Vandal Arrested after Spray-Painting Profanity on Washington Monument

'Our expert team is aware of the issue and will get to work first thing in the morning...'

(Jacob Bruns, Headline USA) The Washington Monument was closed Tuesday after a man vandalized the iconic obelisk on Washington, D.C.’s National Mall, writing a profane message with red paint, Forbes reported.

A male suspect was immediately detained.

“The United States Park Police has an adult male in custody for vandalizing the base of the Washington Monument with paint,” U.S. Park Police reported.

The suspect, who has not yet been named, was taken into custody after throwing paint at the monument and writing the message: “Have u been f***ed by this ↑” followed, in smaller text, by “Gov says tough s**t.”

The National Mall National Park Service said it they would begin restoration immediately.

“Our expert team is aware of the issue and will get to work first thing in the morning,” said a message posted on the NPS Twitter acccount.

It noting that removal of the paint would likely take several weeks.

Unpatriotic vandals have profaned numerous monuments in recent years, the most prominent assaults coming in the wake of the 2020 George Floyd riots.

At that time, they vandalized the Lincoln Memorial, the World War II Memorial and the Brigadier General Casimir Pulaski statue in Freedom Plaza.

That same summer, there was a concerted effort across the nation to cancel all monuments that recalled what some percieve to be America’s racist past—sometimes even those who fought on behalf of the slavery abolition movement but were denounced as stereotypical “white saviors” or enablers of systemic, capitalist oppression.

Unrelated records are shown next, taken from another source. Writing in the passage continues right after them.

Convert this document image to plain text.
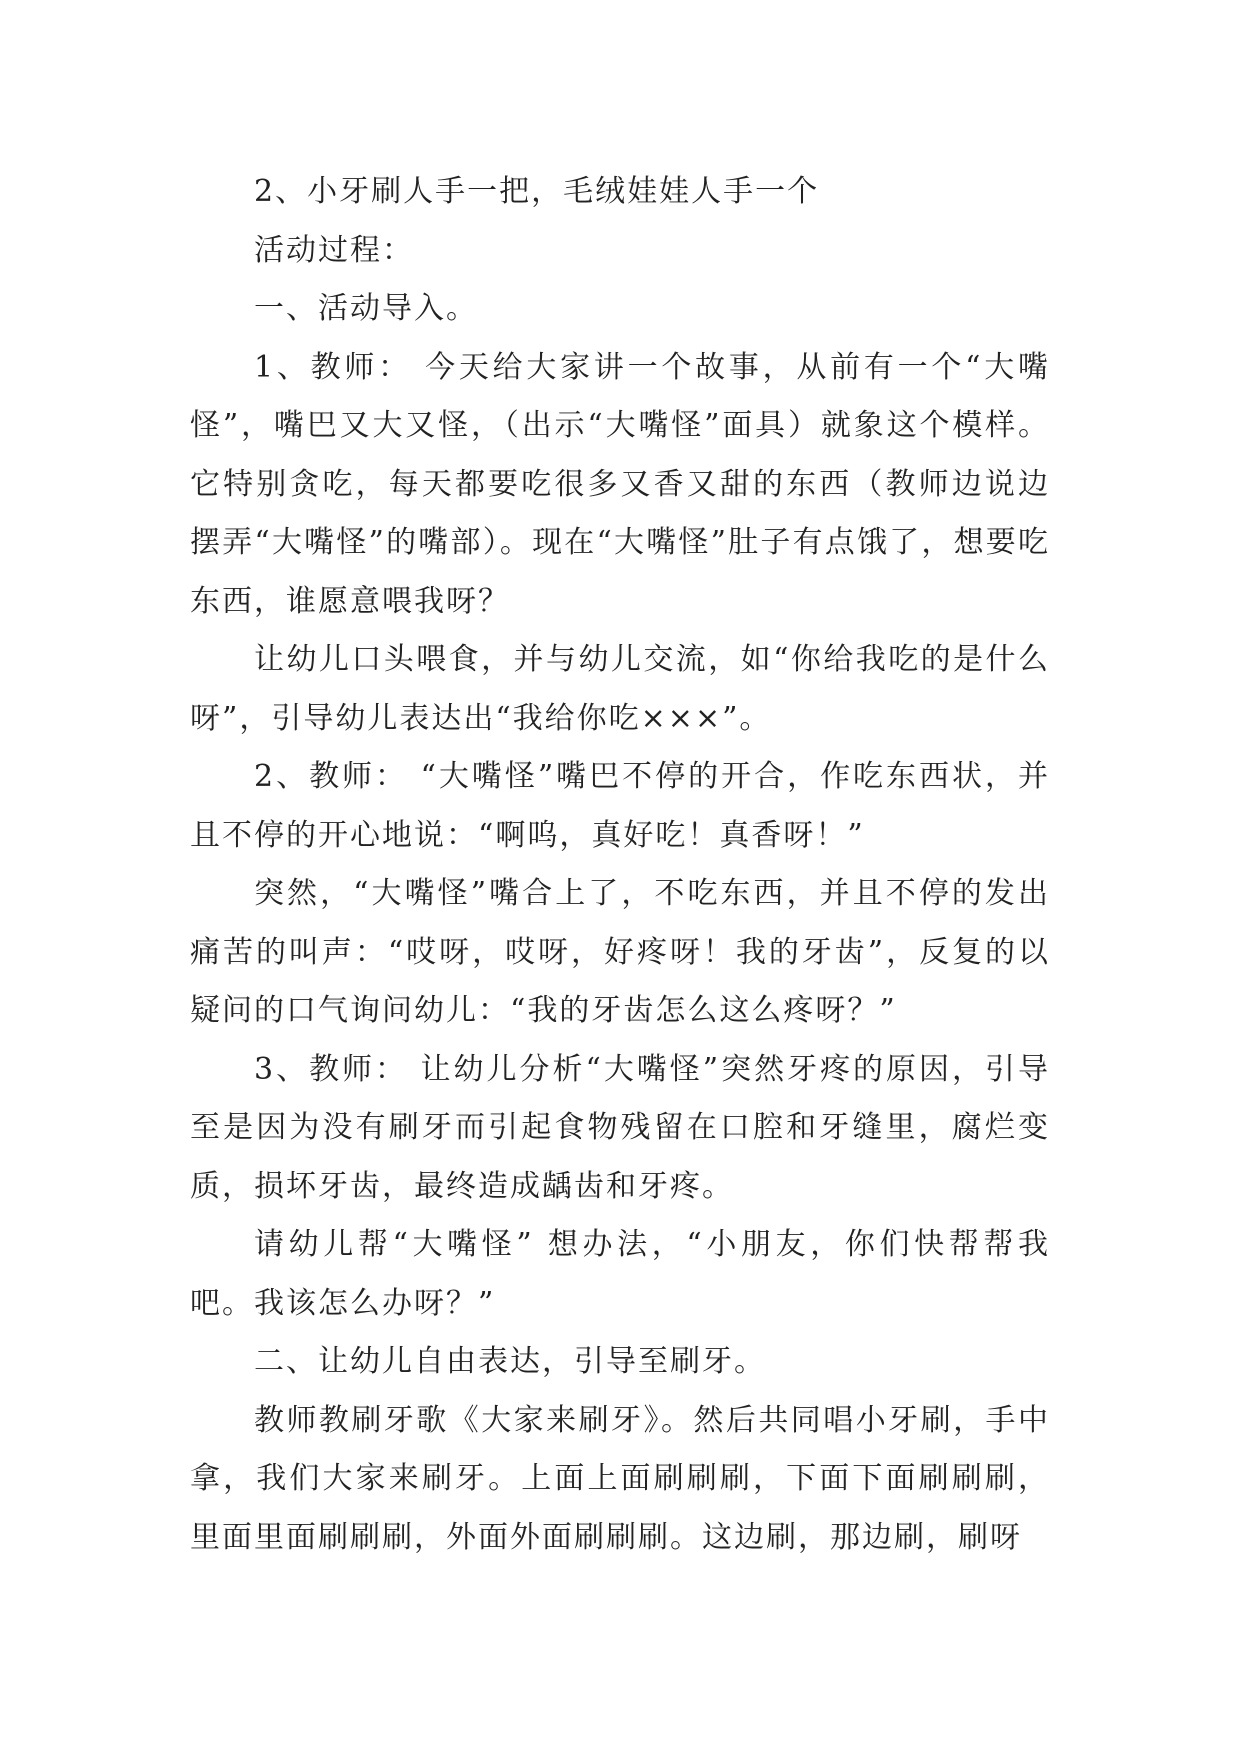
2、小牙刷人手一把，毛绒娃娃人手一个

活动过程：

一、活动导入。

1、教师： 今天给大家讲一个故事，从前有一个“大嘴怪”，嘴巴又大又怪，（出示“大嘴怪”面具）就象这个模样。它特别贪吃，每天都要吃很多又香又甜的东西（教师边说边摆弄“大嘴怪”的嘴部）。现在“大嘴怪”肚子有点饿了，想要吃东西，谁愿意喂我呀？

让幼儿口头喂食，并与幼儿交流，如“你给我吃的是什么呀”，引导幼儿表达出“我给你吃×××”。

2、教师： “大嘴怪”嘴巴不停的开合，作吃东西状，并且不停的开心地说：“啊呜，真好吃！真香呀！”

突然，“大嘴怪”嘴合上了，不吃东西，并且不停的发出痛苦的叫声：“哎呀，哎呀，好疼呀！我的牙齿”，反复的以疑问的口气询问幼儿：“我的牙齿怎么这么疼呀？”

3、教师： 让幼儿分析“大嘴怪”突然牙疼的原因，引导至是因为没有刷牙而引起食物残留在口腔和牙缝里，腐烂变质，损坏牙齿，最终造成龋齿和牙疼。

请幼儿帮“大嘴怪” 想办法，“小朋友，你们快帮帮我吧。我该怎么办呀？”

二、让幼儿自由表达，引导至刷牙。

教师教刷牙歌《大家来刷牙》。然后共同唱小牙刷，手中拿，我们大家来刷牙。上面上面刷刷刷，下面下面刷刷刷，里面里面刷刷刷，外面外面刷刷刷。这边刷，那边刷，刷呀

At that time, a leftist task force commissioned by the D.C.’s local government recommended renaming, relocating or adding context to dozens of monuments, schools, parks and buildings because of their namesakes’ participation in slavery or racial oppression.

The task force, selected by D.C. Mayor Muriel Bowser, recommended remaking the monuments to attack “key disqualifying histories, including participation in slavery, systemic racism, mistreatment of, or actions that suppressed equality for, persons of color, women and LGBTQ communities and violation of the DC Human Rights Act.”